From review to monitoring to accountability

The three models are not a maturity ladder. They are different governance patterns for different workflow types. Human-in-the-Loop remains the right choice for assistant-style AI where a human must review each output.

As volume and autonomy increase, review alone stops scaling. Human-on-the-Loop fits workflows where the system operates within boundaries and humans intervene on exceptions.

When the system takes action at scale, routing work, creating records and triggering workflows, individual review is no longer practical. Human-Accountable-for-the-Loop shifts governance from the decision to the system: who owns it, what are its limits, and how is it evidenced and reviewed.

How autonomy changes the governance requirement

A drafting assistant and an autonomous triage agent are not held to the same standard. The more a system can do without human review, the more explicit ownership, authority, limits, evidence and escalation must be.

Loop helps you identify which pattern applies. HAL helps you assess whether a workflow has the accountability maturity to operate at its level of autonomy.

Why HAL requires a deeper framework

Naming an owner is necessary but not sufficient. Agentic workflows need explicit authority, enforced limits, escalation paths, immutable evidence, ongoing monitoring, periodic review, and clear liability allocation.

HAL provides eight domains, a scoring system, and practical templates for workflows where individual review does not scale. It addresses a different class of problem from Human-in-the-Loop.

HAL is not a label for autonomy. It is a test of whether autonomy has been properly bounded, evidenced and owned.

Read the HAL framework →

When each model fits

Workflow type Recommended model
Drafting a memo Human-in-the-Loop
Summarising a contract Human-in-the-Loop
Monitoring regulatory updates Human-on-the-Loop
Screening incoming matters Human-on-the-Loop or HAL
Drafting a client communication Human-in-the-Loop
Routing client requests HAL
Updating matter records HAL
Triggering external communications HAL with approval gates or strict controls
Filing regulatory documents HAL only with high score and approval gates

Practical decision tree

  1. Question 1

    Does the AI system only generate outputs for human use?

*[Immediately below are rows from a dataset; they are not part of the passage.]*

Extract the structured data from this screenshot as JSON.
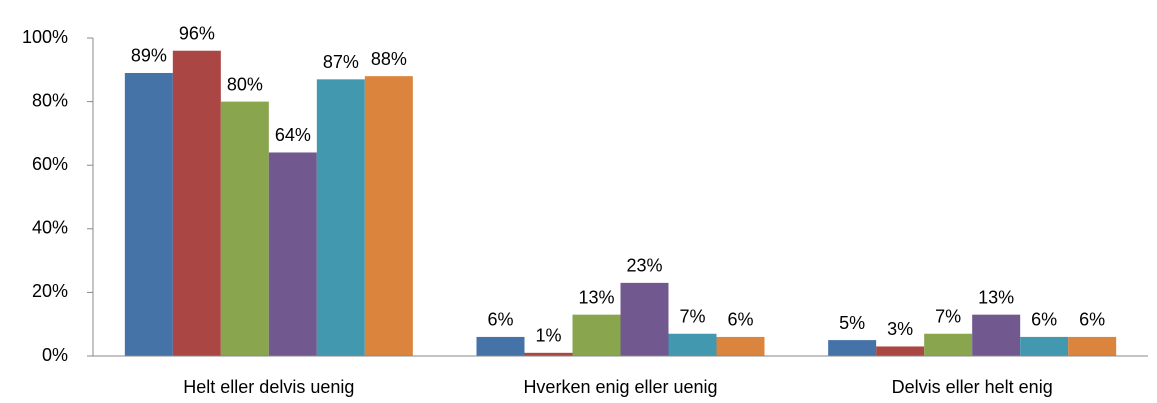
{
  "chart_data": {
    "type": "bar",
    "categories": [
      "Helt eller delvis uenig",
      "Hverken enig eller uenig",
      "Delvis eller helt enig"
    ],
    "series": [
      {
        "color": "#4572a7",
        "values": [
          89,
          6,
          5
        ],
        "value_labels": [
          "89%",
          "6%",
          "5%"
        ]
      },
      {
        "color": "#aa4643",
        "values": [
          96,
          1,
          3
        ],
        "value_labels": [
          "96%",
          "1%",
          "3%"
        ]
      },
      {
        "color": "#89a54e",
        "values": [
          80,
          13,
          7
        ],
        "value_labels": [
          "80%",
          "13%",
          "7%"
        ]
      },
      {
        "color": "#71588f",
        "values": [
          64,
          23,
          13
        ],
        "value_labels": [
          "64%",
          "23%",
          "13%"
        ]
      },
      {
        "color": "#4198af",
        "values": [
          87,
          7,
          6
        ],
        "value_labels": [
          "87%",
          "7%",
          "6%"
        ]
      },
      {
        "color": "#db843d",
        "values": [
          88,
          6,
          6
        ],
        "value_labels": [
          "88%",
          "6%",
          "6%"
        ]
      }
    ],
    "ylim": [
      0,
      100
    ],
    "yticks": [
      {
        "value": 0,
        "label": "0%"
      },
      {
        "value": 20,
        "label": "20%"
      },
      {
        "value": 40,
        "label": "40%"
      },
      {
        "value": 60,
        "label": "60%"
      },
      {
        "value": 80,
        "label": "80%"
      },
      {
        "value": 100,
        "label": "100%"
      }
    ]
  }
}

    If yes: Human-in-the-Loop likely fits.

  2. Question 2

    Does the AI system operate continuously or at scale, but humans intervene when needed?

    If yes: Human-on-the-Loop likely fits.

  3. Question 3

    Does the AI system take action, trigger workflows, create records, route work or affect outcomes without review of every action?

    If yes: Human-Accountable-for-the-Loop likely fits.

  4. Question 4

    Could failure create legal, financial, regulatory, reputational or client impact?

    If yes: Assess against HAL before deployment.